Na última semana antes do primeiro turno, integrantes da cúpula do PT de São Paulo lançaram uma ofensiva para tentar firmar um acordo, com o PC do B e o PSOL, nas duas maiores capitais do país com o objetivo de beneficiar a campanha do prefeito paulistano Fernando Haddad (PT), que tenta a reeleição.

A ideia era estimular o PC do B a convencer a candidata do partido à Prefeitura do Rio, Jandira Feghali, a declarar apoio ao nome do PSOL naquela capital, Marcelo Freixo. Em troca, a candidata do PSOL em São Paulo, Luiza Erundina, abriria mão da disputa para se aliar a Haddad.




Em São Paulo, o PC do B apoia a coligação do petista.
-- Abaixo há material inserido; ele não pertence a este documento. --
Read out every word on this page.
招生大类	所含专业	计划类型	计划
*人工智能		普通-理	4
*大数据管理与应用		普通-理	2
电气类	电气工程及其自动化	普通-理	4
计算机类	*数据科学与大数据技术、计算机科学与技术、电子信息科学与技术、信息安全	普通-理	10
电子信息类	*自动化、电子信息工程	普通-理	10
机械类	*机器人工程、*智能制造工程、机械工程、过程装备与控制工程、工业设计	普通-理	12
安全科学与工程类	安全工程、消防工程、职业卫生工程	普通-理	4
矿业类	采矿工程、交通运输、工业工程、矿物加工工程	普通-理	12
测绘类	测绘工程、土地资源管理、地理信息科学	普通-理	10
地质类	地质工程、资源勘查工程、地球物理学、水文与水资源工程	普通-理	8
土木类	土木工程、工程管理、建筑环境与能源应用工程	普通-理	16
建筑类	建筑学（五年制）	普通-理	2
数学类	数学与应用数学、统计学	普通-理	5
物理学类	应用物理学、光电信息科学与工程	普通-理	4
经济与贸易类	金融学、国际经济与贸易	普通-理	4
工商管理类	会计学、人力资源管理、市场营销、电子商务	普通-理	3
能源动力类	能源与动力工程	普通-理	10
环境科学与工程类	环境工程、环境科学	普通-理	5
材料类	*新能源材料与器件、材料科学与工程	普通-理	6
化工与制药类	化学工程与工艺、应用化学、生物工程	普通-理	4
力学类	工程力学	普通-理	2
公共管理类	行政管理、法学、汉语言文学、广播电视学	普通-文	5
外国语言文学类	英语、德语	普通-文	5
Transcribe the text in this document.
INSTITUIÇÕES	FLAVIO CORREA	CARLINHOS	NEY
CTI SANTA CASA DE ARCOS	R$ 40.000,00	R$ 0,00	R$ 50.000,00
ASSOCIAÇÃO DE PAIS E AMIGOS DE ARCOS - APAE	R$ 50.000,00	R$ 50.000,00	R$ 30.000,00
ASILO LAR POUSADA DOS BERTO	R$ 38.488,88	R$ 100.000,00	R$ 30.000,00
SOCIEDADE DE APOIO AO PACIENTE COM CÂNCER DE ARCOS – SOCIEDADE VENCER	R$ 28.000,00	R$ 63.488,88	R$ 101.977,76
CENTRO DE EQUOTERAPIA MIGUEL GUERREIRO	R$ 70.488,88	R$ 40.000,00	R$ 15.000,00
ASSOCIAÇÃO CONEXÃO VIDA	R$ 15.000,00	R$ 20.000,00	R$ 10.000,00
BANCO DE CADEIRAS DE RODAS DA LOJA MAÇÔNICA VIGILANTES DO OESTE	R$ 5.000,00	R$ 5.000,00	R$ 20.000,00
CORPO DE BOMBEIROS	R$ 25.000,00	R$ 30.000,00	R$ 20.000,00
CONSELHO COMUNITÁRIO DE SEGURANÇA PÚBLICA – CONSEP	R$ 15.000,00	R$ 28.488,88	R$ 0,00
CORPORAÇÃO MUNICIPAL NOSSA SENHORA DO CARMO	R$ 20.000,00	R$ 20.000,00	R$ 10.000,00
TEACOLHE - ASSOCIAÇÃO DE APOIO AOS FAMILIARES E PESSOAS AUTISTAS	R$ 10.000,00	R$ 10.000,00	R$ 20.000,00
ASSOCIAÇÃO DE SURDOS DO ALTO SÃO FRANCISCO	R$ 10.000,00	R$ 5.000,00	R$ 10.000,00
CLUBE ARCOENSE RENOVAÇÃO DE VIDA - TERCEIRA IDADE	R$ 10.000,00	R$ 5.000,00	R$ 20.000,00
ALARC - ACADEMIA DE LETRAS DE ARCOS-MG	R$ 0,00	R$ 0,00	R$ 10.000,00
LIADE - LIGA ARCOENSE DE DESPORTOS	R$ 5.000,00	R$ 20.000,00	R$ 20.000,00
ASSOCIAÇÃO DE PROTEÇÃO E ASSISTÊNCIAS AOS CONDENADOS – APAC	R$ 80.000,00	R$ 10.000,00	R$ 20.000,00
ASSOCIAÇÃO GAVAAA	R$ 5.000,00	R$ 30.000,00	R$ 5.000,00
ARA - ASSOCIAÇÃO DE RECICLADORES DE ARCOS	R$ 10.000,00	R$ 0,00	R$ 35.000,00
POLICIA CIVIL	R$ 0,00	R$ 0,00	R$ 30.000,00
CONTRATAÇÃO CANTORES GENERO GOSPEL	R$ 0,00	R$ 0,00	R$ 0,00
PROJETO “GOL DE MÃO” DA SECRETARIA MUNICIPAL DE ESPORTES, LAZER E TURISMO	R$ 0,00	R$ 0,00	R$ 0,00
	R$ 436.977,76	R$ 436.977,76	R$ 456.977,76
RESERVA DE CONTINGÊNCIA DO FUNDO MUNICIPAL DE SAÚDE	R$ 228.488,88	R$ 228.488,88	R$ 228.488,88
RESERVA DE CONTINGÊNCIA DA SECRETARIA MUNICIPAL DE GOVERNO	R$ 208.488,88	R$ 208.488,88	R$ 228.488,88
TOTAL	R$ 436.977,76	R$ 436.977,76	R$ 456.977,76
Com isso, o PT esperava somar as intenções de voto declaradas em Erundina às de Haddad, e impulsionar a ida do petista ao segundo turno.

A reportagem da Folha confirmou as conversas com integrantes da cúpula dos três partidos: PT, PC do B e PSOL. A iniciativa não foi para frente porque os interlocutores de Erundina barraram qualquer aproximação em São Paulo, o que fez com que, no Rio, apenas a direção da campanha de Jandira, e não a candidata em si, fossem abordados sobre o assunto.

A ideia era vender o movimento nas duas maiores capitais como gesto de união pela “esquerda” contra as candidaturas adversárias que despontam como favoritas.

No Rio, o senador Marcelo Crivella (PRB) lidera com folga a disputa, enquanto Freixo trava uma batalha com outros candidatos pela outra vaga no segundo turno.

O assunto chegou a ser tratado publicamente. Em um evento da campanha de Haddad, o escritor Fernando Morais pregou um acerto entre a esquerda no palanque, à frente do ex-presidente Luiz Inácio Lula da Silva e do próprio Haddad. “[Quero falar sobre a] importância da eleição em São Paulo e no Rio de Janeiro”, iniciou.

“Está na hora de a esquerda, dar o exemplo de unidade e de humildade. Está na hora de o PT e o PSOL se entenderem para não entregar as prefeituras do Rio e de São Paulo para a direita.”

Nessa estratégia, a união entre Jandira e Freixo daria força para que o candidato do PSOL se descolasse dos rivais e garantisse uma vaga na segunda etapa da eleição.

Procurado pela Folha ao longo desta semana, quando o assunto deixou de ser especulação e passou a ser negociado nos bastidores, o vice de Erundina, Ival Valente (PSOL), já havia rechaçado a ideia. “A chance é zero. Não há possibilidade de a Erundina deixar a eleição.”

Valente ponderou ainda que o PT errava ao pensar que haveria uma transferência “automática” de votos de Erundina para Haddad. “Nosso voto é de opinião. E de opinião contrária a muitas coisas das quais o PT fez parte.”